The riches continued with the 2005 Faury Condrieu, so precise and pure a wine from viognier that puts any domestic version of this grape to shame. Rethink viognier if you’ve never tried Condrieu, the real thing.

We tried a local cider from I believe the former winemaker or assistant or something from a McMinnville winery. There were suggestions that this was made from grapes, but cider apparently is always from apples or pears. Sure enough, this had clear apple and pear flavors and was refreshing. The maker remains a mystery.

Returning to wine, we tried a rare bottle of the 1998 Yamhill Valley Vineyards Pinot Noir “Tall Poppy.” This special bottling in the ripe 1998 vintage seemed long in the tooth, with some volatility and zinfandel character, good enough wine but not so good pinot noir. This bottle at least. I’ve heard much better things about this one.

Then something completely new to me. The 2005 Holdredge Schiopettio from the MacBryde Vineyard in Sonoma County. This Italian grape variety is extremely rare in the US, probably also in Italy, I imagine. The wine was dark purple with an herbal, boysenberry aroma that evoked merlot, zinfandel, petite sirah, and the Rhone valley. In the mouth it was peppery with gravelly sweet boysenberry fruit balanced by pleasantly bitter grapefruit pith flavors. Very bright with fine tannin and a lingering, attractive bitterness, I really enjoyed this wine and think it would be most interesting on the dinner table. Good on winemaker John Holdredge for stumping the chumps with this one. Have you tried Schiopettio?
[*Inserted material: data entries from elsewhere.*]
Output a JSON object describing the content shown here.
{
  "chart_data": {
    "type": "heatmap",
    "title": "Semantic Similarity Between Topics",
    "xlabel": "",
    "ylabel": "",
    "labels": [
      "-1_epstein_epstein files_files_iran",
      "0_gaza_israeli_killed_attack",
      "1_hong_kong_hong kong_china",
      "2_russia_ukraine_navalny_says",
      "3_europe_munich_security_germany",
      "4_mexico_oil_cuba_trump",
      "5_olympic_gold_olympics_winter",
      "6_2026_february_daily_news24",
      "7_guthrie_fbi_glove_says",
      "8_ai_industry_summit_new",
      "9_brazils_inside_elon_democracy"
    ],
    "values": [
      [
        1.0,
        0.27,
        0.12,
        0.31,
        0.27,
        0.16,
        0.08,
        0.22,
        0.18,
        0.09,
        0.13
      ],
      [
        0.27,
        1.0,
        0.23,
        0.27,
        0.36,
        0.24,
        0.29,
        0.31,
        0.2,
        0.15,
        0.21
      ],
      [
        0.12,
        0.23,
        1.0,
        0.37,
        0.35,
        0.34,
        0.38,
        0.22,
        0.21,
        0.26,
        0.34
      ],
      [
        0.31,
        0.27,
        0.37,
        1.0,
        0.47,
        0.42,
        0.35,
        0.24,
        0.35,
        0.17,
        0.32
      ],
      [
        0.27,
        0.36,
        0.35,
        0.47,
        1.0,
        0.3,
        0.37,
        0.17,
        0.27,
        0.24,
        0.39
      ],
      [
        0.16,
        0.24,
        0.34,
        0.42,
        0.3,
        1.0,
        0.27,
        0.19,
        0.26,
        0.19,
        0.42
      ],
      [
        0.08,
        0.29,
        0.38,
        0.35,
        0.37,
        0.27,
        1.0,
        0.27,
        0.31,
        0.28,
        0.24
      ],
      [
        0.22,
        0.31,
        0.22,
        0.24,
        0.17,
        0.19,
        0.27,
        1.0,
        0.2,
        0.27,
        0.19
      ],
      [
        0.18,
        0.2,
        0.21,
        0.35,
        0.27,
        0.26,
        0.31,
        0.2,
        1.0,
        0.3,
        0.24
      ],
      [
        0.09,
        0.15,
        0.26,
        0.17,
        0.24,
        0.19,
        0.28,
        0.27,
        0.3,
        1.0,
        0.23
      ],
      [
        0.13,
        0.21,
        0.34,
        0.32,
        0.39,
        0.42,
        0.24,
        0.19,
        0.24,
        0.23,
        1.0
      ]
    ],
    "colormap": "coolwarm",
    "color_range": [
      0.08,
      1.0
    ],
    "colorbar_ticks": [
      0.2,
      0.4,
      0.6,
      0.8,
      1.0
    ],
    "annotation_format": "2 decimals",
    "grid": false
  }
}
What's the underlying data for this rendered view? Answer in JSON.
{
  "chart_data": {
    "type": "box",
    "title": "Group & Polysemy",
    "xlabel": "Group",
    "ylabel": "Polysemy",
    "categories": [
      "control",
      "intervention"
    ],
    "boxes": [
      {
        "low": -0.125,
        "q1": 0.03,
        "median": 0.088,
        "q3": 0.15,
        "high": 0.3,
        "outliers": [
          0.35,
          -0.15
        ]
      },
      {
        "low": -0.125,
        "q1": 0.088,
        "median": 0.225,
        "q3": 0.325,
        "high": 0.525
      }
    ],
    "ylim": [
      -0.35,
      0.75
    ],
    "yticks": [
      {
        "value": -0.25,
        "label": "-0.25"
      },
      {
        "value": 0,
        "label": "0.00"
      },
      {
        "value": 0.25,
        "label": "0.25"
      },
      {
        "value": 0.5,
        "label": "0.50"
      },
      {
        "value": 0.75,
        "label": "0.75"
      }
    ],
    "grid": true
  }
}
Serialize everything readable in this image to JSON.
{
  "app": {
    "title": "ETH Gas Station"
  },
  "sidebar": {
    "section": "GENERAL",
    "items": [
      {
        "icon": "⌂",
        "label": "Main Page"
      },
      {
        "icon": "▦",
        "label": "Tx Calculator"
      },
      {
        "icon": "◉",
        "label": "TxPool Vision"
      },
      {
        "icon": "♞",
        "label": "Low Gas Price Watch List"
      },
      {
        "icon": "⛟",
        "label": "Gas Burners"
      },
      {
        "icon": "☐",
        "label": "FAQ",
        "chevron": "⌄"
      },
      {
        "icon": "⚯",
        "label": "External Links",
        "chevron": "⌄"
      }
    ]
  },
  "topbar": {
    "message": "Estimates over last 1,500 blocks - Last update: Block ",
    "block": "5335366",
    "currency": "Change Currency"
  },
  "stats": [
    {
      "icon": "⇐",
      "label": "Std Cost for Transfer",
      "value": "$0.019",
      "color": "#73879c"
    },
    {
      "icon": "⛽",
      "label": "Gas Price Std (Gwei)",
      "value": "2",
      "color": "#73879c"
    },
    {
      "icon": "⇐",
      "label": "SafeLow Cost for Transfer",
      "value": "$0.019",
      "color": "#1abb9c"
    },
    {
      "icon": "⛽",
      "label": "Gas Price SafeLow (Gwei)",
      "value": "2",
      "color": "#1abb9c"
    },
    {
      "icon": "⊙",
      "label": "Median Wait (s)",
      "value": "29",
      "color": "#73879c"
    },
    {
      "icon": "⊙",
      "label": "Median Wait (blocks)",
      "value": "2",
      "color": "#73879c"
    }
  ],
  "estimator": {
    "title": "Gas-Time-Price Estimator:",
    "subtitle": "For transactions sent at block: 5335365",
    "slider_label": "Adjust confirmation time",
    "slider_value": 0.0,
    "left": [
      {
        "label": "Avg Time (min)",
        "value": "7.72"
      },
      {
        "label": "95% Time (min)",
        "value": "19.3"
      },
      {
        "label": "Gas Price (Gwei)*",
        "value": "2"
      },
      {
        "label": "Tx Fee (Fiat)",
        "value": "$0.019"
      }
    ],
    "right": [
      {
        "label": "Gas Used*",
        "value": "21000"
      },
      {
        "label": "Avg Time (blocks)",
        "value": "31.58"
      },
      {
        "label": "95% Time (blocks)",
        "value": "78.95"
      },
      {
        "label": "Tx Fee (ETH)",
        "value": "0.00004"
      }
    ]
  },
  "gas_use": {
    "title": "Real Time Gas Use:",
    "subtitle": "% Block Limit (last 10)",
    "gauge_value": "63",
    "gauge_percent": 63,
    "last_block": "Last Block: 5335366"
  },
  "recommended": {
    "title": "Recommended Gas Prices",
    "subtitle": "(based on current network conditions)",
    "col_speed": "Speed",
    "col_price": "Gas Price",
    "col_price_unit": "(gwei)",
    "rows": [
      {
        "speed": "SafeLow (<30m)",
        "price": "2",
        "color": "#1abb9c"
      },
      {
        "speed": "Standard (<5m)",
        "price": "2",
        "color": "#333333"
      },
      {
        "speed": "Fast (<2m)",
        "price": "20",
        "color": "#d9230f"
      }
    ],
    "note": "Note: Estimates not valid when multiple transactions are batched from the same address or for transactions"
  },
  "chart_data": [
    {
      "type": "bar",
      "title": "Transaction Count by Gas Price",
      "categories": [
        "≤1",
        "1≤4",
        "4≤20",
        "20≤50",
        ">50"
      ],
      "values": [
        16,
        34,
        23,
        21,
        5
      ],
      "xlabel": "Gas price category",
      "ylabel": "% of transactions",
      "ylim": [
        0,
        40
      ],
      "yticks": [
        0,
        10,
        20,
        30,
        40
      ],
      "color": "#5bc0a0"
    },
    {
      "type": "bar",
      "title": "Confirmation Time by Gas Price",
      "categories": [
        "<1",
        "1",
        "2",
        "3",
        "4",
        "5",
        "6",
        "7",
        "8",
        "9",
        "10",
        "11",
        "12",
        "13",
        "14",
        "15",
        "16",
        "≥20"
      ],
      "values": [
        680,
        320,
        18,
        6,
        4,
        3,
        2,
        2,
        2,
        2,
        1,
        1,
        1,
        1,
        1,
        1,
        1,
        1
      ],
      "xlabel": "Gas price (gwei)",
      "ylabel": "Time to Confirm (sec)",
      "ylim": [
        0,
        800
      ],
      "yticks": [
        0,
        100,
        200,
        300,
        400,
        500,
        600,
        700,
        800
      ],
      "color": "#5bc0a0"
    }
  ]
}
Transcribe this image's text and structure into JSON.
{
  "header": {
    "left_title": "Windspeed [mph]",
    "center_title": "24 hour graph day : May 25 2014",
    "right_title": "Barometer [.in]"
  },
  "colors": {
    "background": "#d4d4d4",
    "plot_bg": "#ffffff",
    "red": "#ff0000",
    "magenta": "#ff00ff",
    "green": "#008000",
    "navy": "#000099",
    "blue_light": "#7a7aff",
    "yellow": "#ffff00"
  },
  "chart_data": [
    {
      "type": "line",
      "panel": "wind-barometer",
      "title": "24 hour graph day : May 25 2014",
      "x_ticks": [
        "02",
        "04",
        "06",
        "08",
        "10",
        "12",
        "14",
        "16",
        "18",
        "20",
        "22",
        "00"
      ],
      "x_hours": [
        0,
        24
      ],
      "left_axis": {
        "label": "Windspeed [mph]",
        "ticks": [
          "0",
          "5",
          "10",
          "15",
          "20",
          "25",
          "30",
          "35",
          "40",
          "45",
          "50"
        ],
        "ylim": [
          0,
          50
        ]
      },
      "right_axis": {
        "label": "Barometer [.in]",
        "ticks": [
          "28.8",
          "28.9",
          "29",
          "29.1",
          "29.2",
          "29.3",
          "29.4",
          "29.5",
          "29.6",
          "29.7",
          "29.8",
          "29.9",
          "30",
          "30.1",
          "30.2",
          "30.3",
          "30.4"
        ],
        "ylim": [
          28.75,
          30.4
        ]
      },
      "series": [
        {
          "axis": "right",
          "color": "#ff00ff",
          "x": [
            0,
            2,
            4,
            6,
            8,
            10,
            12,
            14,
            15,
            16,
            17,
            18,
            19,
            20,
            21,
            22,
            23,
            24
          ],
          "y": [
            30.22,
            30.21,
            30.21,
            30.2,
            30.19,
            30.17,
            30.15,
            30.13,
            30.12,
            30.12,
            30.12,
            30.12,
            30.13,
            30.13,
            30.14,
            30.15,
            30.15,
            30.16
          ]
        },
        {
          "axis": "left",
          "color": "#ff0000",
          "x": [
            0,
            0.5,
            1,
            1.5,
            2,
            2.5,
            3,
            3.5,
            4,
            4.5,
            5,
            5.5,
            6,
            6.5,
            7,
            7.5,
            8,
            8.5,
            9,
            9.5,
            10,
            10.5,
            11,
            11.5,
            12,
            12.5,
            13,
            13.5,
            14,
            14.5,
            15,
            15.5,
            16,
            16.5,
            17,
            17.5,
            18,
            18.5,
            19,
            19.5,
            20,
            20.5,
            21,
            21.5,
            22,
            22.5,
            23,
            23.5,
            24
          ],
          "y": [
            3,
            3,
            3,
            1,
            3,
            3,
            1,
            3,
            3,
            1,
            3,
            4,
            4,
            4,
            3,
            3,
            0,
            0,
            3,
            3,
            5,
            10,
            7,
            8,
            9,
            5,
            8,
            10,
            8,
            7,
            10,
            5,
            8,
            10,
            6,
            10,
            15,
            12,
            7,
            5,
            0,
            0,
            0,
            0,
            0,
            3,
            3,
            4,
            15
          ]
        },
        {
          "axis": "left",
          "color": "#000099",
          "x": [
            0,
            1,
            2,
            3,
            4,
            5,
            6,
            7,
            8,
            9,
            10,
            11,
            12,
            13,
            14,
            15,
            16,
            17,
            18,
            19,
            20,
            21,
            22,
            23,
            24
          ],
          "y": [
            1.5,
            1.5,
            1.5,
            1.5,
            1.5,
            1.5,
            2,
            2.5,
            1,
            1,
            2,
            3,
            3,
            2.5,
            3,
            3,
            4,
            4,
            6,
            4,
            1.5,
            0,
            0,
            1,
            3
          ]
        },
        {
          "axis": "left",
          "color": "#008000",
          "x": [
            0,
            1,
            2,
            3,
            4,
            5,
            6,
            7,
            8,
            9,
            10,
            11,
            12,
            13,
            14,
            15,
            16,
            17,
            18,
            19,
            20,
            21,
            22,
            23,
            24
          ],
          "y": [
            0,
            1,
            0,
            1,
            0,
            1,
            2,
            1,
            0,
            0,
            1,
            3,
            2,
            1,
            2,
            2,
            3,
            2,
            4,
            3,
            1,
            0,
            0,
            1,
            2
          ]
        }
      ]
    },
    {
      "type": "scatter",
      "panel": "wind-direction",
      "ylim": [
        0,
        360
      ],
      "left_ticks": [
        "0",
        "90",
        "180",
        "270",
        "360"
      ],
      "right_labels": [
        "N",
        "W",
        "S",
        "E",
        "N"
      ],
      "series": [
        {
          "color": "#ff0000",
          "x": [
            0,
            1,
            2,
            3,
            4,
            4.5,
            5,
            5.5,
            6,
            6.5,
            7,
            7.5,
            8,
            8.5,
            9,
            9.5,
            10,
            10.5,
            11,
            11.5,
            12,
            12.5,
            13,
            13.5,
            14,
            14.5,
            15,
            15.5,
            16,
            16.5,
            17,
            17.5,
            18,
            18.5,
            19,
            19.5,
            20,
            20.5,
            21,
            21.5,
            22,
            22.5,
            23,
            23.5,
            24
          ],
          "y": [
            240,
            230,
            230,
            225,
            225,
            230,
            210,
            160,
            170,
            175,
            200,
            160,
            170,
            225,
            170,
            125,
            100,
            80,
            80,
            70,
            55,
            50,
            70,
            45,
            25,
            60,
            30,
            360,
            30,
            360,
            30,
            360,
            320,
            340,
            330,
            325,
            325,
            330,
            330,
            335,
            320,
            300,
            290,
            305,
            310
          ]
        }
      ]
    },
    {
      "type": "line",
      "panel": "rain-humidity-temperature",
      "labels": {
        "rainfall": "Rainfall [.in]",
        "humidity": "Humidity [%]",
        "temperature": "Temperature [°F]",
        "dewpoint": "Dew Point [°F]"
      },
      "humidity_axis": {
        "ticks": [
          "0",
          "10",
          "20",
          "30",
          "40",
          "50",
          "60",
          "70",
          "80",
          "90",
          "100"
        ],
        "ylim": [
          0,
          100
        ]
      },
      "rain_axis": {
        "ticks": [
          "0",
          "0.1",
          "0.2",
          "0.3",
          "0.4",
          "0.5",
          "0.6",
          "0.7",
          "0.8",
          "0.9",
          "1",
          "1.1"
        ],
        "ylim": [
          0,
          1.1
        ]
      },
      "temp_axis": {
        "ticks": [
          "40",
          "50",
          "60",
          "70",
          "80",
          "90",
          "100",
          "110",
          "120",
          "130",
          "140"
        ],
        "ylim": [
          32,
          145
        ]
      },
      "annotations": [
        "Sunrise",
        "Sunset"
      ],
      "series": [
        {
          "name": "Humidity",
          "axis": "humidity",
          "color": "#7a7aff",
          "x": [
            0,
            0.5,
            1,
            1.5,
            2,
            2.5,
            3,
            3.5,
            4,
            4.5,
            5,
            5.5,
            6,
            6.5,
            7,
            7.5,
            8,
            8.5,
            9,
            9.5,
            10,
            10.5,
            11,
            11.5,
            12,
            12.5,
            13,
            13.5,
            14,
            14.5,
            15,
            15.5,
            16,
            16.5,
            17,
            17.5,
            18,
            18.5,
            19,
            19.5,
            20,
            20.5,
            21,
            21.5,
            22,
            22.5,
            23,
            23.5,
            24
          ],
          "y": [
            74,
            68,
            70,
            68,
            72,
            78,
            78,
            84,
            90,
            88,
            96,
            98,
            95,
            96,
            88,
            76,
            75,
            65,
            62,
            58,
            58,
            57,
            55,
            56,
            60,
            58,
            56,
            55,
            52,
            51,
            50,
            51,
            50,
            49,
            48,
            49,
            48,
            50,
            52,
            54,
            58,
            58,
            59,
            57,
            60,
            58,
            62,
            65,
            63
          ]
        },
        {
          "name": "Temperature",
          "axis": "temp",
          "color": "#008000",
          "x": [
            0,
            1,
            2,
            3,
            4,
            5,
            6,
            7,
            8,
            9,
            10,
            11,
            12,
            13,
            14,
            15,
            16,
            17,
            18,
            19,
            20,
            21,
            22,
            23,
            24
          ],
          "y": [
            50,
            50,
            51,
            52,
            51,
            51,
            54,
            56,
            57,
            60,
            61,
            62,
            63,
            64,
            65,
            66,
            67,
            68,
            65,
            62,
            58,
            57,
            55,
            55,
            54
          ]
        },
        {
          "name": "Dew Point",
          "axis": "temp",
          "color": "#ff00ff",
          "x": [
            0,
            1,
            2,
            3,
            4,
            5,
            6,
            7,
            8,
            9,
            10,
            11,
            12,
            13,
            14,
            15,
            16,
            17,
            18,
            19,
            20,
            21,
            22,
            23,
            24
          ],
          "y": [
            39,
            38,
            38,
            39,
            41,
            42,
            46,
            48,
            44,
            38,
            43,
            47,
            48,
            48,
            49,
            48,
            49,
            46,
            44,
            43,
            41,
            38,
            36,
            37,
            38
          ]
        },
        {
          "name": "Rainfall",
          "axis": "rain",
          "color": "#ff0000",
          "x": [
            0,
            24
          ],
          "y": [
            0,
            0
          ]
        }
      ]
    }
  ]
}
Then a California change of pace, the 2004 Lillian Syrah from the White Hawk vineyard in Santa Barbara county. Winemaker Maggie Harrison worked for many years with the Krankls at Sine Qua Non. Now has her own label Lillian, and recently acquired the Oregon winery Antica Terra with a few partners. The label reports 15.4% alcohol and the wine is intense, with strong raspberry and slight dill aromas. In the mouth it’s thick and rich with sweet pie fruit flavors, fine tannin and a bit hard textured but so gushing with fruit that you might not notice. The alcohol burns a bit, but this is obviously attractive wine for fans of big, intense red wine.

Finally, the 2001 Muga Rioja “Aro,” a luxury label from this old bodega. From a decanter, I guessed this was mid-‘90s Chateauneuf, maybe Pegau. Instead, it’s much younger but perhaps a bit too evolved already for its age. Finely tannic with dried cherries and raspberries, tight and more tannins on the finish. Perhaps this was difficult coming after the Lillian, perhaps this is simply nice but not outstanding Rioja, or perhaps this bottle wasn’t up to snuff. No one seemed concerned about it though. The price is very high here, and notes I’ve since read suggest there’s lots of new oak. I didn’t notice much, so who knows. But thanks Michael for this tasting, each and every bottle. What a treat.